Hinabgestiegen in das Reich des Todes

»Hinabgestiegen in das Reich des Todes« ist eine Aufarbeitung des Konzentrationslagers Ladelund in Nordfriesland. Jeder der Anwohner wusste von dem Lager, in dem politische Gefangene, darunter viele aus den Niederlanden, barbarisch zu Tode geprügelt wurden.

Ein Teil der Häftlinge stammte aus dem niederländischen Ort Putten. Nach einem Anschlag auf ein deutsches Militärfahrzeug, bei dem ein Soldat umkam, wurden die Männer des Ortes zusammengetrieben. 659 kamen als Racheakt in verschiedene Konzentrationslager, lediglich 48 überlebten. Mehr als 100 der Männer aus Putten wurden nach Ladelund verschleppt.

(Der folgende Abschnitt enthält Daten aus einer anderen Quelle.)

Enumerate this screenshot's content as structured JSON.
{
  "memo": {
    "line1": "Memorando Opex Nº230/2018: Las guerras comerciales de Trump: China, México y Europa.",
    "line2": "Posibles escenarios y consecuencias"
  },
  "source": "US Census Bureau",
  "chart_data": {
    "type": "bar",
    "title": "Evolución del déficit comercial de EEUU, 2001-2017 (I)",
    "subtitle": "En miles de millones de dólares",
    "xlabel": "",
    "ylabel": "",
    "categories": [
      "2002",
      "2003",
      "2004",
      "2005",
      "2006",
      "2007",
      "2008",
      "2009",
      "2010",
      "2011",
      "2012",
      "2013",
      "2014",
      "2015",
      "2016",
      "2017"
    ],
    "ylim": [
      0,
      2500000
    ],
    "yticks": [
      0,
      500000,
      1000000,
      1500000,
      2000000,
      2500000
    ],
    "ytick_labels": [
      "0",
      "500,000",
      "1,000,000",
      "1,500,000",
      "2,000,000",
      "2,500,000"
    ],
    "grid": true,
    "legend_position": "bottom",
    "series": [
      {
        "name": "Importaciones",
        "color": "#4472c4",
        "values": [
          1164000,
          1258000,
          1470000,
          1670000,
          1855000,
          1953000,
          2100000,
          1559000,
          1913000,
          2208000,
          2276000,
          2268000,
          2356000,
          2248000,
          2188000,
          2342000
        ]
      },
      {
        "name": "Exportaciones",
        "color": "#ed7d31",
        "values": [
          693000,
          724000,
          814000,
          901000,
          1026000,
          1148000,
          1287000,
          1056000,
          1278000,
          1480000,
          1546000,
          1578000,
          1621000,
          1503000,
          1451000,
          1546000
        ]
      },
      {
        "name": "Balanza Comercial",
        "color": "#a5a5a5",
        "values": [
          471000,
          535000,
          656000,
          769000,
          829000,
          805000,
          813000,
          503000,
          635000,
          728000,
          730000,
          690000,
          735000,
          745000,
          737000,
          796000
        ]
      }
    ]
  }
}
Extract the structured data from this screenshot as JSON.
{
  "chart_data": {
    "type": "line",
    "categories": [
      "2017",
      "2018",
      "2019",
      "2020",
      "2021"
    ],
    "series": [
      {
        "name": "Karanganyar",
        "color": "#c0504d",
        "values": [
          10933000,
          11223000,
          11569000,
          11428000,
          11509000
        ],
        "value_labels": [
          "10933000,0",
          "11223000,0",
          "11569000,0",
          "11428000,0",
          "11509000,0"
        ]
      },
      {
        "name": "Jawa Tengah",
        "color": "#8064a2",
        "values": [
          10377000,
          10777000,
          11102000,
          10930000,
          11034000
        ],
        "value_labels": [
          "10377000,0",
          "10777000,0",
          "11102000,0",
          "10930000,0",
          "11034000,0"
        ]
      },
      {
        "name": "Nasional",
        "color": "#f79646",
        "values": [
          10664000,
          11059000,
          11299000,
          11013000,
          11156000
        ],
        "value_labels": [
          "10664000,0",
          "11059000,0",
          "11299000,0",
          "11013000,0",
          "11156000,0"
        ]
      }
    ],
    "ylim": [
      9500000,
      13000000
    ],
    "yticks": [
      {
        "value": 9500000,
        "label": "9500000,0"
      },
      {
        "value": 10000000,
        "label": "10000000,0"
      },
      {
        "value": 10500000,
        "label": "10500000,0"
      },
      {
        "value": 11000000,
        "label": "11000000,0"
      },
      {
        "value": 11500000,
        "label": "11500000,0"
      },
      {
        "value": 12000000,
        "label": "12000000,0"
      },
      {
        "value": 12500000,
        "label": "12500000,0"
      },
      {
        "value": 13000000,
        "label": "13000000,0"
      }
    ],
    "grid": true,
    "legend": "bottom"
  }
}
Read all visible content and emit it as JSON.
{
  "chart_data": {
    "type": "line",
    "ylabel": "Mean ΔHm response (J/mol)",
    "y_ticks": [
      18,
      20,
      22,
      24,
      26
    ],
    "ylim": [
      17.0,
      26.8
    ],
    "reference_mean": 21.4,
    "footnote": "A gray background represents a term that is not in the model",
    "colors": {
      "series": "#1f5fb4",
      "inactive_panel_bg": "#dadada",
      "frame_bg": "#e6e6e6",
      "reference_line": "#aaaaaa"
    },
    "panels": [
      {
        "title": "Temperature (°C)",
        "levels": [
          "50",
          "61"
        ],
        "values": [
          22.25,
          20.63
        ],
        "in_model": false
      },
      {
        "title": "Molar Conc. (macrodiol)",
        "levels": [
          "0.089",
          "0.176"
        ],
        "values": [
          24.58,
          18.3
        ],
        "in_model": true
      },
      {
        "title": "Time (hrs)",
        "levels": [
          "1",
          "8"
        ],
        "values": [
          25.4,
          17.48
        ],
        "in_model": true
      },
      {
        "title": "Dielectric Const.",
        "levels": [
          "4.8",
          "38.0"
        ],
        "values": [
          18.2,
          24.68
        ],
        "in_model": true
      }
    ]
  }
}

Der damalige Pastor Johannes Meyer versuchte, den vielen Toten ein halbwegs anständiges Begräbnis zukommen zu lassen. Er heftete sich dazu sein goldenes NSDAP-Parteiabzeichen ans Revers und verhandelte mit dem SS-Kommandanten, für den seine Gefangenen nur Dreck waren.

Pastor Meyer war glühender Nationalsozialist. Er war überzeugt, sein geliebter Führer Adolf Hitler wisse nichts von den Grausamkeiten seiner Untergebenen und schrieb ihm sogar einen Brief, um ihn auf die Verhältnisse hinzuweisen. Diesen Brief warf er anonym in einen Postzug in Niebüll ein, denn so viel war auch dem Nazi-Pastor klar: Wer sich kritisch äußerte, schaufelte sein eigenes Grab.

Das Spannende an der Auseinandersetzung mit der Figur Meyers ist sein aktives Eintreten für das NS-System auf der einen Seite und sein christliches Bekenntnis auf der anderen Seite. Er war überzeugt, dass Versöhnung nur unter dem Kreuz und bei den Gräbern möglich ist. So setzt sich ein Teil des Buches mit diesem Widerspruch auseinander, ein weiterer Teil ist der beispielhaften Versöhnungsarbeit gewidmet, die sein Nachfolger im Amt, Pastor Harald Richter, leistete.

Erschütternd ist die Lektüre auch mehr als siebzig Jahren nach den Ereignissen, wenn man den Augenzeugenbericht eines der wenigen Überlebenden und die Aussagen Meyers über jene Schreckenszeit liest. Jeder wusste von den Verbrechen der SS, die Schwerverbrecher einsetzte, um die politischen Gefangenen zu quälen. Eine tiefe Abscheu über die Untaten war den meisten Bewohnern des Landstrichs eigen, bedingt auch durch die Nähe zu Dänemark, dessen Bevölkerung die Deutschen für ihre Verbrechen hasste.

Niemand konnte später behaupten, er habe nichts von KZs und Massenmorden gewusst. Dies Argument, dass immer noch in der Diskussion eingesetzt wird, um das deutsche Volk zu entlasten, wird hinfällig nach der Lektüre dieses Buches. Im Gegenteil: Jeder sah fassungslos mit eigenen Augen, was geschah und war zugleich ohnmächtig, da die geringste Regung vom Apparat und seinen Schergen brutal geahndet wurde.

Die Aufarbeitung führte dazu, dass sich Putten und Ladelund nach Jahrzehnten wieder die Hand reichen und das Licht der Hoffnung leuchten lassen. Das vorliegende Werk dokumentiert dies eindringlich. Trotz des sehr eigenen theologischen Ansatzes ist es lesenswert, auch angesichts des Erstarkens nationalsozialistischer Ideologien, die nicht nur von verwirrten »Reichsdeutschen« politisch getragen werden.